NEW ORLEANS—“Flexibility is an incredible tool,” Kelly Hughes, an attorney in Ogletree Deakins’ Charlotte, N.C., office told attendees May 9 at the firm’s 2013 Workplace Strategies seminar. “It shows you value your employees, and in return you get loyalty.”
What is workflex? “People think of workflex as a program, but it’s a process for solving problems and increasing effectiveness and efficiency in and out of work,” explained Kenneth Matos, senior director of employment research and practice at the Families and Work Institute. Think of workflex as a dynamic partnership between employers and employees that defines how, when and where work gets done in ways that work for all—including families, clients and communities, he said.
The Effective Workplace
Workflex is part of an effective workplace that focuses on all aspects of an organization. Be aware of its effect on managers and co-workers, however. A mistake employers make in setting up a workflex schedule for one employee is that they consider that employee only, when they should talk with supervisors as well as co-workers.
Consider all the stakeholders and communicate with all of them. “Team discussions are so critical,” Hughes emphasized, and all parties—management, supervisors, the employee and co-workers—must discuss flexible schedules that complement the team’s sequence of work and develop collaborative styles that incorporate remote work or mobile offices.
Have strategies in place that include explicit and open rules about the requirements for employee eligibility for time and place flexibility, including shift or task trading, reduced time and time off. For example, a strategy for time-management options should define the requirements and limitations for eligibility for shift or task trading, minimum and maximum hours, and the method for inputting and approving changes. Otherwise, shift swaps, especially, may become overwhelming for managers, Matos said.
Reduced-time schedules help employees stay on during personal events or while they are enrolled in external educational or developmental programs and create opportunities for job trials with potential employees, such as veterans. When decreasing an employee’s workload, make sure to include assignments that will challenge and develop that individual. Also be sure to consider the impact on other programs that are tied to work hours.
For managing time off, Hughes and Matos advised that a workflex policy be explicit about how vacations are scheduled. Moreover, to reduce the need to communicate with an employee during his or her time off, cross-train staff to cover for one another, use shared file systems so others may access them as needed and develop pre-vacation checklists to tie up loose ends.
Cultivate a Positive Workflex Culture
To prevent the development of a culture where time put in at the office is valued over performance, be clear with staff about the business and personal value of workplace flexibility, said Matos. Do that by cultivating staff members’ creative problem-solving skills. Give them information, tools and resources to be effective. They, in turn, will help you develop flex processes that incorporate—not merely tolerate—flexible work.
Use pilot programs to learn how to put flexibility into practice, not as a way to decide whether to offer it. Make sure you start implementing workflex with ongoing mechanisms in place to collect feedback on what works and what needs to be improved.

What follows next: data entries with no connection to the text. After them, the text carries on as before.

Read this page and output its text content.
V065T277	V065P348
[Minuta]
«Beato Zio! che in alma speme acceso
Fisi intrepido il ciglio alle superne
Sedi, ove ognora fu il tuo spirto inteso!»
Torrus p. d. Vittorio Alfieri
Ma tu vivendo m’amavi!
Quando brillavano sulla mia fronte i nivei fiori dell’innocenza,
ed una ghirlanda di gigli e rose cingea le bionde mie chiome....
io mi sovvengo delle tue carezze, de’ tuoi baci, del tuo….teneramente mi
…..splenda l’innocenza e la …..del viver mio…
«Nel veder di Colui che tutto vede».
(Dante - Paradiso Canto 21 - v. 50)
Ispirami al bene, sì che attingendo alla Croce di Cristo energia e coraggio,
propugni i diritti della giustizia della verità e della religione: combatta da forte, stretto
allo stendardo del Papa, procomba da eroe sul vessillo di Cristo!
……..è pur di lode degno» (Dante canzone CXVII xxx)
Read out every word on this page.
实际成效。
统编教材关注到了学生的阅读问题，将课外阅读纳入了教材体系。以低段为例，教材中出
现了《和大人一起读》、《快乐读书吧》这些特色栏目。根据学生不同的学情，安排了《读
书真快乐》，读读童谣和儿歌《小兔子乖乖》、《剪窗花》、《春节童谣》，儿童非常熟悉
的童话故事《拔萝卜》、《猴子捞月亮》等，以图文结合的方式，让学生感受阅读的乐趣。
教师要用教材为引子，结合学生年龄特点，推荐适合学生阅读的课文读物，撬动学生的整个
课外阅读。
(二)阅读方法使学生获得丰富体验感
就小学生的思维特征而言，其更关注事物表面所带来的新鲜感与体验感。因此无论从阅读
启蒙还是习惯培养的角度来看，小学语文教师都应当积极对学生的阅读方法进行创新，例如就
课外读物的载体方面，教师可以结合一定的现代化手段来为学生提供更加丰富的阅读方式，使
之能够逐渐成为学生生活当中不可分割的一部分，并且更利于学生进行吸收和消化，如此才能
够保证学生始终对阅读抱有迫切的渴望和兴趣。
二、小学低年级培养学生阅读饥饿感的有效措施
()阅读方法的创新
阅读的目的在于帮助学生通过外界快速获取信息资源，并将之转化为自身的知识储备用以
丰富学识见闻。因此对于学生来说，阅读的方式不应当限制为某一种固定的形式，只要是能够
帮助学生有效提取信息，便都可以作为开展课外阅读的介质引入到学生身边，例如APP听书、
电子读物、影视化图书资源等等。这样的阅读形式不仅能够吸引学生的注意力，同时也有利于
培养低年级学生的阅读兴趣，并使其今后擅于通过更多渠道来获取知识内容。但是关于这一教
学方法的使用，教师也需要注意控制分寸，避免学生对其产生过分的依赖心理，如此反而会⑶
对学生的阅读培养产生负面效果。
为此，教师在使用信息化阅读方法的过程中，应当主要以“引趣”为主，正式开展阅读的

To maintain momentum, continue to educate all of your managers, and create opportunities to recognize managers who promote flexibility. Hughes and Matos also suggest that you build workflex into the company’s accountability system and other key management systems. And don’t revoke flexibility as a punishment.
Workflex is not just what you do for employees; it’s what you do with employees, said Hughes, and it’s very important not to let the conversation with employees break down. Always ask whether there is another way to make it work through open communication with all the stakeholders.
Susan R. Heylman, J.D., is a freelance legal writer and an editor based in the Washington, D.C., area.